TRENTON – Senator Shirley K. Turner today called on New Jersey’s Attorney General Christopher Porrino to join other states in investigating Equifax for an extensive security breach that was discovered July 29, but not announced until last week. The security breach exposed the personal data of approximately 143 million Americans, including nearly 4 million New Jerseyans, making them vulnerable to identity theft, scams, fraud, and other deceptions.
“New Jersey’s law requires any business that conducts business in New Jersey to provide disclosure of any breach of security in the most expedient time possible and without unreasonable delay,” said Senator Turner. “Instead, the company sat on the information, which prevented New Jersey residents from taking precautionary steps to protect themselves and their information.

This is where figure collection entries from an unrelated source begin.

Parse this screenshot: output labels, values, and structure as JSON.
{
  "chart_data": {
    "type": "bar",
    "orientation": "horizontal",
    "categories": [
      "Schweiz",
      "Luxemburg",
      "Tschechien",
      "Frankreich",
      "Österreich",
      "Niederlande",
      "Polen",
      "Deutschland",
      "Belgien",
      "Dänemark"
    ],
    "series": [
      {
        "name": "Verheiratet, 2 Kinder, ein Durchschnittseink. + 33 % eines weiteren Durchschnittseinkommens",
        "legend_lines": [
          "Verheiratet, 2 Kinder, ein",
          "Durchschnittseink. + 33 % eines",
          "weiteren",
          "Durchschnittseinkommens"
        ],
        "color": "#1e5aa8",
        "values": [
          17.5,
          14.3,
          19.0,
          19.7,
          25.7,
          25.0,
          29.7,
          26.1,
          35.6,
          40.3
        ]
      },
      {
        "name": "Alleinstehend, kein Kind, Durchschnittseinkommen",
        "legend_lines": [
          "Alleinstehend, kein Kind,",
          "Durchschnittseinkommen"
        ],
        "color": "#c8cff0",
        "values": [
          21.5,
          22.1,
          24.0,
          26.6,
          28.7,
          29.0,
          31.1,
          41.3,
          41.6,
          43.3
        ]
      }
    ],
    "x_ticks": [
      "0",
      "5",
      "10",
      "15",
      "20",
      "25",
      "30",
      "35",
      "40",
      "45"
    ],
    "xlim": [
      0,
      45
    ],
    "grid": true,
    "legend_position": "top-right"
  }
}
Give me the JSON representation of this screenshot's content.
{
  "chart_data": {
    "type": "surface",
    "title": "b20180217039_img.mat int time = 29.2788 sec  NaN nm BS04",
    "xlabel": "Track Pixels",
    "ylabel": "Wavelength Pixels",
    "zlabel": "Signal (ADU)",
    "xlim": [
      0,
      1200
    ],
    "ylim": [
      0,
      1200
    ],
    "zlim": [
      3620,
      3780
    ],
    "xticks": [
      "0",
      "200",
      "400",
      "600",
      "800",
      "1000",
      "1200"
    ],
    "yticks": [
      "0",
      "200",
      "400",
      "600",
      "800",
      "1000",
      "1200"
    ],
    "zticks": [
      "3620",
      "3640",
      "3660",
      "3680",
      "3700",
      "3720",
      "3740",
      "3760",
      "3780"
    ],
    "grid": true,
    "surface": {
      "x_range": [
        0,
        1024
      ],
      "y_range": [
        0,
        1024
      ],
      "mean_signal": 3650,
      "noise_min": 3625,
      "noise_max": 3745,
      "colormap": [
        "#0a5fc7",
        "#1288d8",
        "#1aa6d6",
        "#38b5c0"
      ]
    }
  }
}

The only expedient action was on the part of three executives who chose to protect their own financial health by selling their stocks while the financial health of 4 million New Jerseyans remained at risk.”
Senator Turner was the sponsor of New Jersey’s Identity Theft Protection Act, enacted in 2005, which established notification requirements in event of a business’ security breach. In addition to requiring a timely notification, the law requires notice to be made by one of several methods, including written or electronic notice, notification to major statewide media, or conspicuous posting on the Internet website page of the business or public entity.
“Equifax’s colossal failure must be investigated, and we need to take additional action to protect consumers,” said Senator Turner. “We need to hold companies accountable for violations of the law and their practices that place consumers’ sensitive, personal information at risk. However, we also need to empower consumers so they can stay one step ahead of the risk.”
Since Equifax’s announcement last week, Massachusetts has filed a lawsuit and four other states are investigating the breach. Senator Turner said that she will be introducing legislation to amend the Identity Theft Protection Act to provide a specific timeline for companies to provide notification of a security breach so that there is no question about how quickly New Jersey consumers must be notified.